Interview mit Martin Schäfer Masken aus Rees beim Einkauf in Manchester

Martin Schäfer aus Rees lebt seit fast zehn Jahren in Großbritannien. Er spielt die Bratsche im Hallé Orchestra und hat einen Lehrauftrag am Royal Northern College, der Musikhochschule Manchesters. Der 34-Jährige, dessen musikalische Karriere einst bei den Haldern Strings begann, berichtet, wie die Corona-Krise Großbritannien im Griff hat und weitreichende Folgen für das kulturelle Leben im Königreich hat.

 Martin Schäfer, seine Frau Jess und die Töchter Emilia (4) und Isabelle (1) erleben den „Lockdown“ in Manchester. Über Skype spricht Martin Schäfer regelmäßig mit den Eltern in Rees: Helma und Bernd Schäfer haben auch selbstgenähte Masken nach Großbritannien geschickt.

Martin Schäfer, seine Frau Jess und die Töchter Emilia (4) und Isabelle (1) erleben den „Lockdown“ in Manchester. Über Skype spricht Martin Schäfer regelmäßig mit den Eltern in Rees: Helma und Bernd Schäfer haben auch selbstgenähte Masken nach Großbritannien geschickt.

Foto: Martin Schäfer

Welche Maßnahmen wurden in Großbritannien getroffen, um die Corona-Pandemie einzudämmen?

Martin Schäfer Die Maßnahmen scheinen denen in Deutschland zu ähneln, auch wenn hier leider erst später gehandelt wurde. Der „Lockdown“ startete am 23. März: Kindergärten, Schulen, Gastronomie und alle Geschäfte, die nicht existentielle Waren verkaufen, mussten schließen. Man darf nur aus dem Haus gehen, um Lebensmittel einzukaufen oder Sport zu treiben.

Wie wirkt sich das auf Ihr Berufsleben aus?

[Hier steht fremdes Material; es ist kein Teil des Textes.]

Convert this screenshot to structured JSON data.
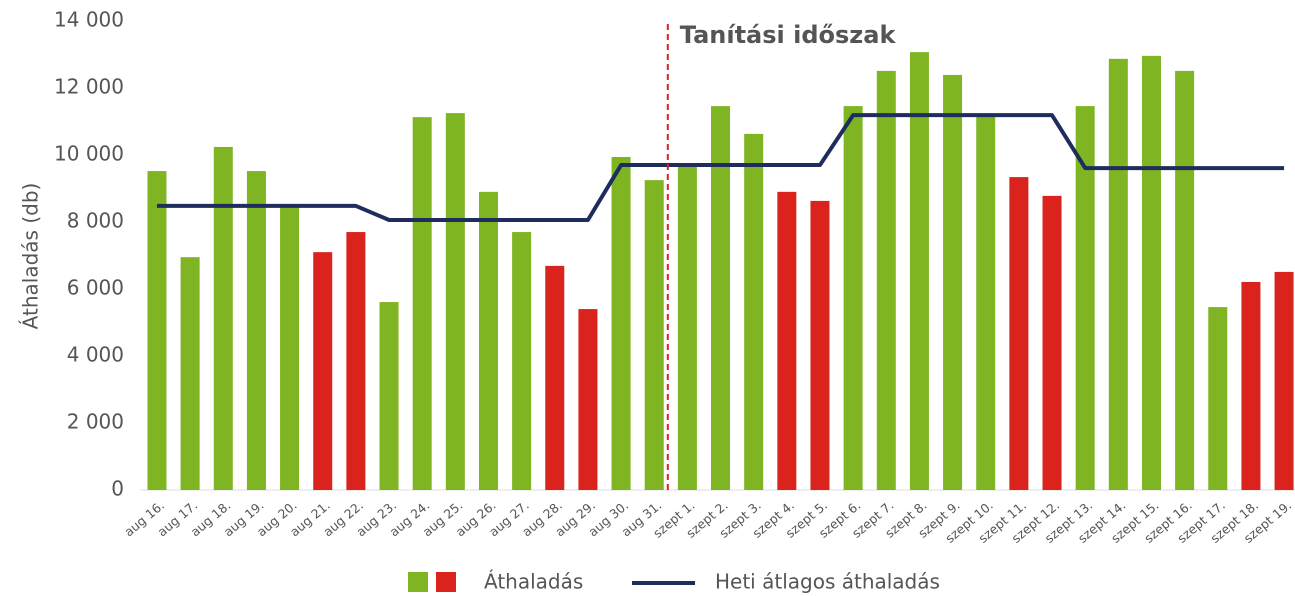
{
  "chart_data": {
    "type": "bar",
    "y_label": "Áthaladás (db)",
    "annotation": "Tanítási időszak",
    "categories": [
      "aug 16.",
      "aug 17.",
      "aug 18.",
      "aug 19.",
      "aug 20.",
      "aug 21.",
      "aug 22.",
      "aug 23.",
      "aug 24.",
      "aug 25.",
      "aug 26.",
      "aug 27.",
      "aug 28.",
      "aug 29.",
      "aug 30.",
      "aug 31.",
      "szept 1.",
      "szept 2.",
      "szept 3.",
      "szept 4.",
      "szept 5.",
      "szept 6.",
      "szept 7.",
      "szept 8.",
      "szept 9.",
      "szept 10.",
      "szept 11.",
      "szept 12.",
      "szept 13.",
      "szept 14.",
      "szept 15.",
      "szept 16.",
      "szept 17.",
      "szept 18.",
      "szept 19."
    ],
    "series": [
      {
        "name": "Áthaladás",
        "type": "bar",
        "colors": [
          "#7fb423",
          "#7fb423",
          "#7fb423",
          "#7fb423",
          "#7fb423",
          "#d9231c",
          "#d9231c",
          "#7fb423",
          "#7fb423",
          "#7fb423",
          "#7fb423",
          "#7fb423",
          "#d9231c",
          "#d9231c",
          "#7fb423",
          "#7fb423",
          "#7fb423",
          "#7fb423",
          "#7fb423",
          "#d9231c",
          "#d9231c",
          "#7fb423",
          "#7fb423",
          "#7fb423",
          "#7fb423",
          "#7fb423",
          "#d9231c",
          "#d9231c",
          "#7fb423",
          "#7fb423",
          "#7fb423",
          "#7fb423",
          "#7fb423",
          "#d9231c",
          "#d9231c"
        ],
        "values": [
          9520,
          6950,
          10240,
          9520,
          8500,
          7100,
          7700,
          5610,
          11130,
          11250,
          8900,
          7700,
          6690,
          5400,
          9940,
          9250,
          9700,
          11460,
          10630,
          8900,
          8630,
          11460,
          12510,
          13070,
          12390,
          11190,
          9340,
          8780,
          11460,
          12870,
          12960,
          12510,
          5460,
          6210,
          6510
        ]
      },
      {
        "name": "Heti átlagos áthaladás",
        "type": "line",
        "color": "#1f2d5c",
        "values": [
          8480,
          8480,
          8480,
          8480,
          8480,
          8480,
          8480,
          8060,
          8060,
          8060,
          8060,
          8060,
          8060,
          8060,
          9700,
          9700,
          9700,
          9700,
          9700,
          9700,
          9700,
          11190,
          11190,
          11190,
          11190,
          11190,
          11190,
          11190,
          9610,
          9610,
          9610,
          9610,
          9610,
          9610,
          9610
        ]
      }
    ],
    "ylim": [
      0,
      14000
    ],
    "yticks": [
      0,
      {
        "value": 2000,
        "label": "2 000"
      },
      {
        "value": 4000,
        "label": "4 000"
      },
      {
        "value": 6000,
        "label": "6 000"
      },
      {
        "value": 8000,
        "label": "8 000"
      },
      {
        "value": 10000,
        "label": "10 000"
      },
      {
        "value": 12000,
        "label": "12 000"
      },
      {
        "value": 14000,
        "label": "14 000"
      }
    ],
    "annotation_color": "#d9231c"
  }
}
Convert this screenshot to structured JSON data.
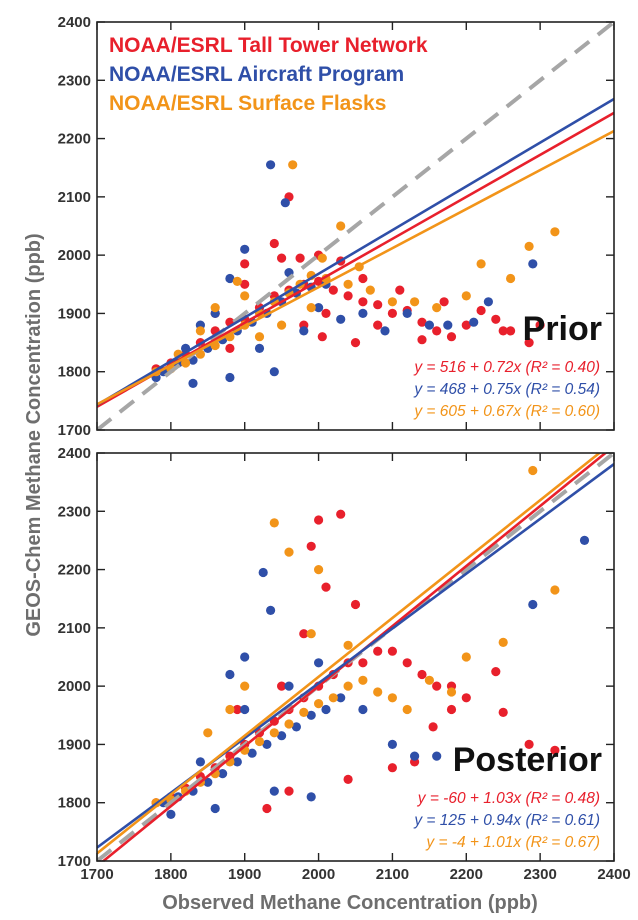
{
  "colors": {
    "tall_tower": "#e8202c",
    "aircraft": "#2f4fa8",
    "surface": "#f29419",
    "one_to_one": "#a6a6a6"
  },
  "chart_data": [
    {
      "type": "scatter",
      "panel_label": "Prior",
      "xlabel": "Observed Methane Concentration (ppb)",
      "ylabel": "GEOS-Chem Methane Concentration (ppb)",
      "xlim": [
        1700,
        2400
      ],
      "ylim": [
        1700,
        2400
      ],
      "x_ticks": [
        "1700",
        "1800",
        "1900",
        "2000",
        "2100",
        "2200",
        "2300",
        "2400"
      ],
      "y_ticks": [
        "1700",
        "1800",
        "1900",
        "2000",
        "2100",
        "2200",
        "2300",
        "2400"
      ],
      "legend": [
        "NOAA/ESRL Tall Tower Network",
        "NOAA/ESRL Aircraft Program",
        "NOAA/ESRL Surface Flasks"
      ],
      "legend_position": "top-left",
      "one_to_one_line": true,
      "series": [
        {
          "name": "NOAA/ESRL Tall Tower Network",
          "intercept": 516,
          "slope": 0.72,
          "equation": "y = 516 + 0.72x",
          "r2": "(R² = 0.40)",
          "points": [
            [
              1780,
              1805
            ],
            [
              1800,
              1815
            ],
            [
              1820,
              1830
            ],
            [
              1840,
              1850
            ],
            [
              1860,
              1870
            ],
            [
              1880,
              1885
            ],
            [
              1900,
              1890
            ],
            [
              1920,
              1910
            ],
            [
              1940,
              1930
            ],
            [
              1960,
              1940
            ],
            [
              1980,
              1950
            ],
            [
              2000,
              1955
            ],
            [
              2020,
              1940
            ],
            [
              2040,
              1930
            ],
            [
              2060,
              1920
            ],
            [
              2080,
              1915
            ],
            [
              2100,
              1900
            ],
            [
              2120,
              1905
            ],
            [
              2140,
              1885
            ],
            [
              2160,
              1870
            ],
            [
              2180,
              1860
            ],
            [
              2200,
              1880
            ],
            [
              2220,
              1905
            ],
            [
              2240,
              1890
            ],
            [
              2250,
              1870
            ],
            [
              2260,
              1870
            ],
            [
              2300,
              1880
            ],
            [
              1950,
              1995
            ],
            [
              1975,
              1995
            ],
            [
              2000,
              2000
            ],
            [
              1900,
              1985
            ],
            [
              1960,
              2100
            ],
            [
              1940,
              2020
            ],
            [
              2030,
              1990
            ],
            [
              2060,
              1960
            ],
            [
              1860,
              1900
            ],
            [
              1900,
              1950
            ],
            [
              2110,
              1940
            ],
            [
              2170,
              1920
            ],
            [
              2080,
              1880
            ],
            [
              2140,
              1855
            ],
            [
              1980,
              1880
            ],
            [
              2010,
              1900
            ],
            [
              1880,
              1840
            ],
            [
              2050,
              1850
            ],
            [
              2005,
              1860
            ],
            [
              2285,
              1850
            ]
          ]
        },
        {
          "name": "NOAA/ESRL Aircraft Program",
          "intercept": 468,
          "slope": 0.75,
          "equation": "y = 468 + 0.75x",
          "r2": "(R² = 0.54)",
          "points": [
            [
              1790,
              1800
            ],
            [
              1810,
              1815
            ],
            [
              1830,
              1820
            ],
            [
              1850,
              1840
            ],
            [
              1870,
              1855
            ],
            [
              1890,
              1870
            ],
            [
              1910,
              1885
            ],
            [
              1930,
              1900
            ],
            [
              1950,
              1920
            ],
            [
              1970,
              1935
            ],
            [
              1990,
              1945
            ],
            [
              2010,
              1950
            ],
            [
              1935,
              2155
            ],
            [
              1955,
              2090
            ],
            [
              1880,
              1960
            ],
            [
              1900,
              2010
            ],
            [
              2000,
              1910
            ],
            [
              2030,
              1890
            ],
            [
              2090,
              1870
            ],
            [
              2120,
              1900
            ],
            [
              2150,
              1880
            ],
            [
              2175,
              1880
            ],
            [
              2210,
              1885
            ],
            [
              2230,
              1920
            ],
            [
              2290,
              1985
            ],
            [
              1830,
              1780
            ],
            [
              1880,
              1790
            ],
            [
              1940,
              1800
            ],
            [
              1860,
              1900
            ],
            [
              1780,
              1790
            ],
            [
              1840,
              1880
            ],
            [
              1920,
              1840
            ],
            [
              1980,
              1870
            ],
            [
              2060,
              1900
            ],
            [
              1820,
              1840
            ],
            [
              1960,
              1970
            ]
          ]
        },
        {
          "name": "NOAA/ESRL Surface Flasks",
          "intercept": 605,
          "slope": 0.67,
          "equation": "y = 605 + 0.67x",
          "r2": "(R² = 0.60)",
          "points": [
            [
              1780,
              1800
            ],
            [
              1800,
              1805
            ],
            [
              1820,
              1815
            ],
            [
              1840,
              1830
            ],
            [
              1860,
              1845
            ],
            [
              1880,
              1860
            ],
            [
              1900,
              1880
            ],
            [
              1920,
              1900
            ],
            [
              1940,
              1920
            ],
            [
              1960,
              1935
            ],
            [
              1975,
              1950
            ],
            [
              1990,
              1965
            ],
            [
              2010,
              1960
            ],
            [
              2040,
              1950
            ],
            [
              2070,
              1940
            ],
            [
              2100,
              1920
            ],
            [
              2130,
              1920
            ],
            [
              2160,
              1910
            ],
            [
              2200,
              1930
            ],
            [
              2220,
              1985
            ],
            [
              2260,
              1960
            ],
            [
              2285,
              2015
            ],
            [
              2320,
              2040
            ],
            [
              1965,
              2155
            ],
            [
              2030,
              2050
            ],
            [
              1990,
              1910
            ],
            [
              1860,
              1910
            ],
            [
              1840,
              1870
            ],
            [
              1900,
              1930
            ],
            [
              1920,
              1860
            ],
            [
              1950,
              1880
            ],
            [
              1810,
              1830
            ],
            [
              2055,
              1980
            ],
            [
              1890,
              1955
            ],
            [
              2005,
              1995
            ]
          ]
        }
      ]
    },
    {
      "type": "scatter",
      "panel_label": "Posterior",
      "xlabel": "Observed Methane Concentration (ppb)",
      "ylabel": "GEOS-Chem Methane Concentration (ppb)",
      "xlim": [
        1700,
        2400
      ],
      "ylim": [
        1700,
        2400
      ],
      "x_ticks": [
        "1700",
        "1800",
        "1900",
        "2000",
        "2100",
        "2200",
        "2300",
        "2400"
      ],
      "y_ticks": [
        "1700",
        "1800",
        "1900",
        "2000",
        "2100",
        "2200",
        "2300",
        "2400"
      ],
      "one_to_one_line": true,
      "series": [
        {
          "name": "NOAA/ESRL Tall Tower Network",
          "intercept": -60,
          "slope": 1.03,
          "equation": "y = -60 + 1.03x",
          "r2": "(R² = 0.48)",
          "points": [
            [
              1780,
              1800
            ],
            [
              1800,
              1810
            ],
            [
              1820,
              1825
            ],
            [
              1840,
              1845
            ],
            [
              1860,
              1860
            ],
            [
              1880,
              1880
            ],
            [
              1900,
              1900
            ],
            [
              1920,
              1920
            ],
            [
              1940,
              1940
            ],
            [
              1960,
              1960
            ],
            [
              1980,
              1980
            ],
            [
              2000,
              2000
            ],
            [
              2020,
              2020
            ],
            [
              2040,
              2040
            ],
            [
              2060,
              2040
            ],
            [
              2080,
              2060
            ],
            [
              2100,
              2060
            ],
            [
              2120,
              2040
            ],
            [
              2140,
              2020
            ],
            [
              2160,
              2000
            ],
            [
              2180,
              2000
            ],
            [
              2200,
              1980
            ],
            [
              2250,
              1955
            ],
            [
              2240,
              2025
            ],
            [
              2030,
              2295
            ],
            [
              2000,
              2285
            ],
            [
              1990,
              2240
            ],
            [
              2050,
              2140
            ],
            [
              2010,
              2170
            ],
            [
              1930,
              1790
            ],
            [
              1960,
              1820
            ],
            [
              2040,
              1840
            ],
            [
              2100,
              1860
            ],
            [
              2130,
              1870
            ],
            [
              2155,
              1930
            ],
            [
              2285,
              1900
            ],
            [
              2320,
              1890
            ],
            [
              2180,
              1960
            ],
            [
              1890,
              1960
            ],
            [
              1950,
              2000
            ],
            [
              1980,
              2090
            ]
          ]
        },
        {
          "name": "NOAA/ESRL Aircraft Program",
          "intercept": 125,
          "slope": 0.94,
          "equation": "y = 125 + 0.94x",
          "r2": "(R² = 0.61)",
          "points": [
            [
              1790,
              1800
            ],
            [
              1810,
              1810
            ],
            [
              1830,
              1820
            ],
            [
              1850,
              1835
            ],
            [
              1870,
              1850
            ],
            [
              1890,
              1870
            ],
            [
              1910,
              1885
            ],
            [
              1930,
              1900
            ],
            [
              1950,
              1915
            ],
            [
              1970,
              1930
            ],
            [
              1990,
              1950
            ],
            [
              2010,
              1960
            ],
            [
              1925,
              2195
            ],
            [
              1935,
              2130
            ],
            [
              1880,
              2020
            ],
            [
              1900,
              2050
            ],
            [
              2000,
              2040
            ],
            [
              2030,
              1980
            ],
            [
              2060,
              1960
            ],
            [
              2100,
              1900
            ],
            [
              2130,
              1880
            ],
            [
              2160,
              1880
            ],
            [
              2290,
              2140
            ],
            [
              2360,
              2250
            ],
            [
              1800,
              1780
            ],
            [
              1860,
              1790
            ],
            [
              1940,
              1820
            ],
            [
              1990,
              1810
            ],
            [
              1840,
              1870
            ],
            [
              1900,
              1960
            ],
            [
              1960,
              2000
            ]
          ]
        },
        {
          "name": "NOAA/ESRL Surface Flasks",
          "intercept": -4,
          "slope": 1.01,
          "equation": "y = -4 + 1.01x",
          "r2": "(R² = 0.67)",
          "points": [
            [
              1780,
              1800
            ],
            [
              1800,
              1805
            ],
            [
              1820,
              1820
            ],
            [
              1840,
              1835
            ],
            [
              1860,
              1850
            ],
            [
              1880,
              1870
            ],
            [
              1900,
              1890
            ],
            [
              1920,
              1905
            ],
            [
              1940,
              1920
            ],
            [
              1960,
              1935
            ],
            [
              1980,
              1955
            ],
            [
              2000,
              1970
            ],
            [
              2020,
              1980
            ],
            [
              2040,
              2000
            ],
            [
              2060,
              2010
            ],
            [
              2080,
              1990
            ],
            [
              2100,
              1980
            ],
            [
              2120,
              1960
            ],
            [
              2150,
              2010
            ],
            [
              2180,
              1990
            ],
            [
              2200,
              2050
            ],
            [
              2250,
              2075
            ],
            [
              2290,
              2370
            ],
            [
              2320,
              2165
            ],
            [
              1940,
              2280
            ],
            [
              1960,
              2230
            ],
            [
              2000,
              2200
            ],
            [
              1900,
              2000
            ],
            [
              1850,
              1920
            ],
            [
              1880,
              1960
            ],
            [
              1990,
              2090
            ],
            [
              2040,
              2070
            ]
          ]
        }
      ]
    }
  ]
}
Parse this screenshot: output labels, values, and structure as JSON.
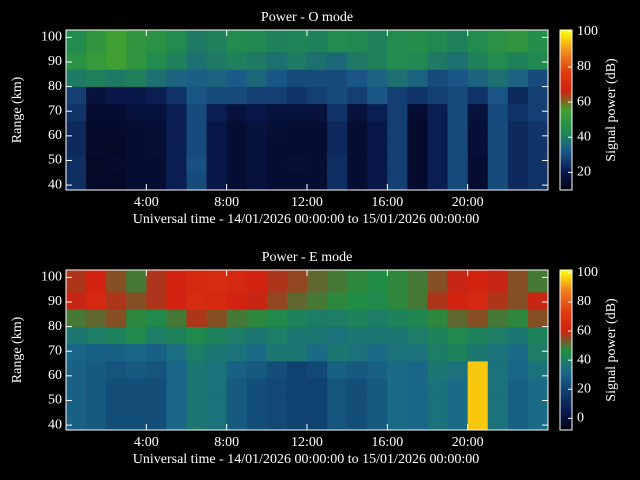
{
  "chart_data": [
    {
      "type": "heatmap",
      "title": "Power - O mode",
      "x_label": "Universal time - 14/01/2026 00:00:00 to 15/01/2026 00:00:00",
      "y_label": "Range (km)",
      "colorbar_label": "Signal power (dB)",
      "xlim": [
        0,
        24
      ],
      "xticks": [
        {
          "value": 4,
          "label": "4:00"
        },
        {
          "value": 8,
          "label": "8:00"
        },
        {
          "value": 12,
          "label": "12:00"
        },
        {
          "value": 16,
          "label": "16:00"
        },
        {
          "value": 20,
          "label": "20:00"
        }
      ],
      "ylim": [
        38,
        103
      ],
      "yticks": [
        40,
        50,
        60,
        70,
        80,
        90,
        100
      ],
      "xbins": [
        0,
        1,
        2,
        3,
        4,
        5,
        6,
        7,
        8,
        9,
        10,
        11,
        12,
        13,
        14,
        15,
        16,
        17,
        18,
        19,
        20,
        21,
        22,
        23,
        24
      ],
      "ybins": [
        38,
        45,
        52,
        59,
        66,
        73,
        80,
        87,
        94,
        103
      ],
      "clim": [
        10,
        101
      ],
      "cticks": [
        20,
        40,
        60,
        80,
        100
      ],
      "colormap": [
        "#000010",
        "#0a1a50",
        "#1a5a8a",
        "#208a50",
        "#40a030",
        "#d02010",
        "#e04010",
        "#f09020",
        "#ffff00"
      ],
      "values": [
        [
          25,
          14,
          14,
          16,
          16,
          22,
          30,
          20,
          16,
          18,
          16,
          16,
          16,
          25,
          16,
          20,
          28,
          15,
          22,
          30,
          16,
          30,
          24,
          26
        ],
        [
          25,
          14,
          15,
          16,
          16,
          22,
          31,
          20,
          16,
          18,
          16,
          17,
          16,
          25,
          16,
          20,
          28,
          15,
          22,
          30,
          16,
          30,
          24,
          26
        ],
        [
          24,
          15,
          14,
          16,
          17,
          22,
          30,
          20,
          16,
          18,
          16,
          16,
          16,
          24,
          16,
          20,
          28,
          15,
          22,
          30,
          17,
          30,
          24,
          26
        ],
        [
          24,
          15,
          15,
          16,
          17,
          22,
          30,
          20,
          16,
          18,
          17,
          16,
          16,
          24,
          16,
          20,
          28,
          15,
          22,
          30,
          17,
          30,
          24,
          26
        ],
        [
          26,
          16,
          16,
          18,
          18,
          22,
          30,
          22,
          18,
          20,
          18,
          18,
          18,
          26,
          18,
          22,
          28,
          16,
          22,
          30,
          18,
          30,
          26,
          28
        ],
        [
          28,
          18,
          20,
          20,
          22,
          26,
          32,
          30,
          30,
          28,
          28,
          26,
          28,
          30,
          28,
          32,
          28,
          26,
          28,
          30,
          26,
          32,
          24,
          28
        ],
        [
          40,
          42,
          40,
          42,
          38,
          35,
          34,
          35,
          33,
          36,
          32,
          30,
          30,
          30,
          32,
          35,
          38,
          35,
          30,
          32,
          35,
          38,
          35,
          30
        ],
        [
          48,
          52,
          55,
          50,
          45,
          42,
          38,
          40,
          42,
          40,
          38,
          40,
          38,
          36,
          40,
          42,
          45,
          44,
          40,
          38,
          42,
          45,
          42,
          44
        ],
        [
          45,
          50,
          55,
          50,
          48,
          45,
          40,
          42,
          45,
          44,
          42,
          43,
          42,
          45,
          44,
          42,
          45,
          46,
          44,
          42,
          45,
          48,
          50,
          46
        ]
      ]
    },
    {
      "type": "heatmap",
      "title": "Power - E mode",
      "x_label": "Universal time - 14/01/2026 00:00:00 to 15/01/2026 00:00:00",
      "y_label": "Range (km)",
      "colorbar_label": "Signal power (dB)",
      "xlim": [
        0,
        24
      ],
      "xticks": [
        {
          "value": 4,
          "label": "4:00"
        },
        {
          "value": 8,
          "label": "8:00"
        },
        {
          "value": 12,
          "label": "12:00"
        },
        {
          "value": 16,
          "label": "16:00"
        },
        {
          "value": 20,
          "label": "20:00"
        }
      ],
      "ylim": [
        38,
        103
      ],
      "yticks": [
        40,
        50,
        60,
        70,
        80,
        90,
        100
      ],
      "xbins": [
        0,
        1,
        2,
        3,
        4,
        5,
        6,
        7,
        8,
        9,
        10,
        11,
        12,
        13,
        14,
        15,
        16,
        17,
        18,
        19,
        20,
        21,
        22,
        23,
        24
      ],
      "ybins": [
        38,
        45,
        52,
        59,
        66,
        73,
        80,
        87,
        94,
        103
      ],
      "clim": [
        -8,
        102
      ],
      "cticks": [
        0,
        20,
        40,
        60,
        80,
        100
      ],
      "colormap": [
        "#000010",
        "#0a1a50",
        "#104070",
        "#1a6a8a",
        "#209040",
        "#d02010",
        "#e04010",
        "#f08020",
        "#ffff00"
      ],
      "values": [
        [
          30,
          28,
          24,
          24,
          24,
          32,
          38,
          36,
          28,
          24,
          22,
          20,
          20,
          26,
          24,
          28,
          34,
          32,
          36,
          34,
          96,
          36,
          30,
          34
        ],
        [
          30,
          28,
          24,
          24,
          24,
          32,
          38,
          36,
          28,
          24,
          22,
          20,
          20,
          26,
          24,
          28,
          34,
          32,
          36,
          34,
          96,
          36,
          30,
          34
        ],
        [
          30,
          28,
          24,
          24,
          24,
          32,
          38,
          36,
          28,
          24,
          22,
          20,
          20,
          26,
          24,
          28,
          34,
          32,
          36,
          34,
          96,
          36,
          30,
          34
        ],
        [
          30,
          28,
          26,
          28,
          26,
          32,
          38,
          36,
          30,
          28,
          24,
          20,
          22,
          30,
          28,
          30,
          34,
          32,
          38,
          36,
          96,
          36,
          32,
          36
        ],
        [
          32,
          30,
          30,
          32,
          30,
          35,
          40,
          38,
          36,
          34,
          38,
          38,
          34,
          38,
          36,
          34,
          36,
          36,
          40,
          42,
          38,
          36,
          34,
          40
        ],
        [
          38,
          40,
          42,
          45,
          40,
          42,
          45,
          42,
          40,
          38,
          40,
          38,
          38,
          36,
          38,
          38,
          38,
          40,
          42,
          45,
          42,
          40,
          38,
          42
        ],
        [
          50,
          52,
          55,
          48,
          45,
          50,
          58,
          55,
          50,
          48,
          45,
          42,
          40,
          40,
          42,
          40,
          42,
          44,
          48,
          52,
          55,
          50,
          48,
          55
        ],
        [
          60,
          64,
          58,
          55,
          58,
          62,
          66,
          65,
          62,
          60,
          56,
          52,
          50,
          48,
          46,
          45,
          48,
          50,
          58,
          62,
          64,
          58,
          55,
          60
        ],
        [
          58,
          62,
          55,
          50,
          58,
          62,
          65,
          66,
          64,
          62,
          58,
          56,
          52,
          50,
          48,
          46,
          48,
          50,
          55,
          60,
          62,
          60,
          55,
          50
        ]
      ]
    }
  ]
}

Schäfer Das Leben hat sich drastisch verändert. Die Orchester und Konzerthäuser mussten schließen, die Musikhochschule, an der ich unterrichte, lässt alle Meisterkurse und Seminare bis zum Semesterende online stattfinden. Meinen Unterricht gebe ich momentan auf Programmen wie Zoom und Skype. Meine Frau, Jess, die als Cellistin beim BBC Philharmonic arbeitet, und ich sind in der, für Großbritannien, ungewöhnlichen Situation, geregelte Verträge mit unseren Orchestern zu haben und nicht auf freischaffender Basis zu arbeiten. So beziehen wir weiterhin unsere Gehälter, wobei meinen Arbeitgebern ein Großteil der Kosten bis mindestens Juli vom Staat erstattet wird.

Ihre Töchter sind ein und vier Jahre alt. Wie hat sich deren Alltag verändert?

Schäfer Sie können nicht mehr zur Tagesmutter bzw. in den Vorschulkindergarten gehen. So verbringen wir den Lockdown als Familie gemeinsam zu Hause. Wir wohnen in einem Haus mit Garten, und in der Nähe gibt es viele schöne Grünflächen. Das ist eine große Hilfe für uns und die Kinder. Man spricht in Großbritannien von einem gestaffelten Schulanfang im Juni, aber wann und wie die jüngeren Kinder wieder betreut werden, ist schwer zu sagen.

Ab wann können wieder Konzerte stattfinden?

Schäfer Ich fürchte, Konzerte vor Publikum wird es vor Jahresende nicht mehr geben. Und wenn doch, dann muss ein Mindestabstand auf der Bühne und im Publikum eingehalten werden. Auch viele Hygienemaßnahmen wie Masken und Desinfektionsmittel kommen dann zum Einsatz.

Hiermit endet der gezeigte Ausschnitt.